The goal of the “launch and recovery” system, as it has been dubbed by the Defense Advanced Research Projects Agency, or DARPA, is to provide airborne surveillance and drone strikes from the decks of “forward-deployed small ships” without having to deploy aircraft carriers or large, fixed land bases.
The $93.1 million contract was awarded to defense contractor Northrop Grumman on December 24 as part of DARPA’s Tactically Exploited Reconnaissance Node program, which aims to enable drones to operate from smaller ships, according to a Pentagon press release.
Fixed-wing unmanned aircraft require bases and large aircraft carriers, which in turn require “substantial financial, diplomatic and security commitments,” DARPA noted.
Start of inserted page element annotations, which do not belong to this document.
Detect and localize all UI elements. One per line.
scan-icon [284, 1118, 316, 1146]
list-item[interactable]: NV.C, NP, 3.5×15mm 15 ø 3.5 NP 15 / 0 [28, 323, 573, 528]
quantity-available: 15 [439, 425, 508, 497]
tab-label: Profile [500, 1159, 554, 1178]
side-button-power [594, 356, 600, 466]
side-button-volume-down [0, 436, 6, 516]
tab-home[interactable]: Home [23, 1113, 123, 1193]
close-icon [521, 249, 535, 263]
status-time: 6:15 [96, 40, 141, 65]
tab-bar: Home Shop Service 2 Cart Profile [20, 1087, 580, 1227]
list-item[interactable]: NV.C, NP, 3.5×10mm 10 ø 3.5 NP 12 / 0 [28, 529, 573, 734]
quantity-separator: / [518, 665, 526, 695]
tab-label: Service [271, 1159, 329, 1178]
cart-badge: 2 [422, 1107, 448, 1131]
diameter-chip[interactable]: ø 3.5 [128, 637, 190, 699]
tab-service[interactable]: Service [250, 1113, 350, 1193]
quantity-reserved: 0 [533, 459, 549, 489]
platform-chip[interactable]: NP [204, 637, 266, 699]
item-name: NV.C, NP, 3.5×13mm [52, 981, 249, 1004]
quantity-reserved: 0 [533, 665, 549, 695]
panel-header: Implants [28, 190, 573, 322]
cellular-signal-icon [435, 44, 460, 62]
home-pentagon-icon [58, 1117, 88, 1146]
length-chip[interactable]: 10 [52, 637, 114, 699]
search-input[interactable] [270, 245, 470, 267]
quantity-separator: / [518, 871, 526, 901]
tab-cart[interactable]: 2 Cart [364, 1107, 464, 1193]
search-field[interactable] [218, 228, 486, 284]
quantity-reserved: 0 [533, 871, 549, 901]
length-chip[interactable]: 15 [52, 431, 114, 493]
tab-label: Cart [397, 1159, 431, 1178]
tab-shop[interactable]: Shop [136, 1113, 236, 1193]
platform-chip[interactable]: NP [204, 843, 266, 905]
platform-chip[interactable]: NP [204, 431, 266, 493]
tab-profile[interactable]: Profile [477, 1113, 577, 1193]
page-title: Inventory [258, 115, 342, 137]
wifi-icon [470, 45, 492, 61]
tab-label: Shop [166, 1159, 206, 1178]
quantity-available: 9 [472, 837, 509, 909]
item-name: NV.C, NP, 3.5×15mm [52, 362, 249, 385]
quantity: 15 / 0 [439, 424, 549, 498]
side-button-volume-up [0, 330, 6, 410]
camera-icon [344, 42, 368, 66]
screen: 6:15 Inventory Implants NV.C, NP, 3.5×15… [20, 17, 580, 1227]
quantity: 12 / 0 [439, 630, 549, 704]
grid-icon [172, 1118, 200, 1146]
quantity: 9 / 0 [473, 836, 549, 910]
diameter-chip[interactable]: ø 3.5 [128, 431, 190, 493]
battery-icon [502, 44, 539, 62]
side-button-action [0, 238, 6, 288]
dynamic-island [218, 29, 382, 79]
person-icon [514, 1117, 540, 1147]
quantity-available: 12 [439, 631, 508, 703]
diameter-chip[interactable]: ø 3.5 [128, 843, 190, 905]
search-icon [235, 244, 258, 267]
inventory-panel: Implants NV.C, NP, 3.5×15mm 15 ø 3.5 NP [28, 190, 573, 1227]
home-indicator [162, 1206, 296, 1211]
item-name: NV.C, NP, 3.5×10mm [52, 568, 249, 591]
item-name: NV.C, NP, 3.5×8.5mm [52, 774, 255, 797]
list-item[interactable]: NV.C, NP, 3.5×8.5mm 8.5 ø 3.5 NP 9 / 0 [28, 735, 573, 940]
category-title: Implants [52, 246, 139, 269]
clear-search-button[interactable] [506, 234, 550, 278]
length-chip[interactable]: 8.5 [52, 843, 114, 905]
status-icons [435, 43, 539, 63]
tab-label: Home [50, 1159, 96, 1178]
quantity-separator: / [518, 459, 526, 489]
The U.S. Navy lists 10 conventional aircraft carriers in the U.S. fleet.
Drones have become critical to the military’s effort to combat terrorist activity globally and, in theory, this new technology would allow surveillance flights and drone strikes to be launched globally from the hundreds of existing “small-deck naval maritime vessels,” which include guided-missile destroyers and littoral combat ships, according to Northrop Grumman.
The new seaborne drone system would combine vertical takeoff and landing with the ability to fly long distances like fix-winged drones and provide “highly flexible, robust and affordable unmanned intelligence, surveillance, reconnaissance, and strike capability,” said Ralph Starace, Northrop Grumman Aerospace Systems’ director of advanced design.
A prototype is scheduled for completion in November 2017, the Defense Department said. The project is being supported by the Office of Naval Research in addition to DARPA.